15. Ils retiennent que les seuls propos rapportés à l’enseignante le soir des faits par ces collègues et par le directeur de l’école ne peuvent être considérés comme générateurs du « choc psychologique immense » allégué par l’appelante, ayant entraîné un arrêt de travail continu de plus d’un an de l’enseignante puis un congé de longue maladie pour les mêmes raisons jusqu’en septembre 2016.

16. Ils concluent en conséquence que le tribunal a jugé à bon droit que le préjudice devait être réparé à sa juste mesure par l’allocation de la somme de 250 euros.
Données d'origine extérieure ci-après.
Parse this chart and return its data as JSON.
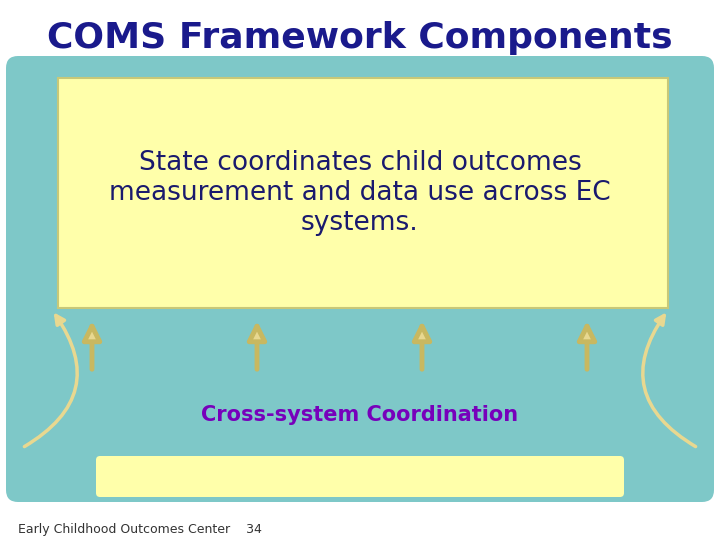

17. En se déterminant ainsi, et dès lors que le droit de la victime à obtenir indemnisation de son préjudice ne saurait être réduit en raison d’une prédisposition pathologique lorsque l’affection a été provoquée ou révélée par le fait dommageable, la cour d’appel a méconnu les textes susvisés.

18. La cassation est par conséquent encourue de ce chef.

PAR CES MOTIFS, la Cour :

CASSE et ANNULE l’arrêt susvisé de la cour d’appel de Nîmes en date du 23 mai 2019, mais en ses seules dispositions ayant confirmé le jugement entrepris et rejeté les autres demandes, toutes autres dispositions étant expressément maintenues ;

Et pour qu’il soit à nouveau statué, conformément à la loi, dans les limites de la cassation ainsi prononcée,

RENVOIE la cause et les parties devant la cour d’appel de Nîmes, autrement composée, à ce désignée par délibération spéciale prise en chambre du conseil ;

ORDONNE, l’impression du présent arrêt, sa transcription sur les registres du greffe de la cour d’appel de Nîmes et sa mention en marge ou à la suite de l’arrêt partiellement annulé.

Ainsi fait et jugé par la Cour de cassation, chambre criminelle, et prononcé par le président le quatorze octobre deux mille vingt ».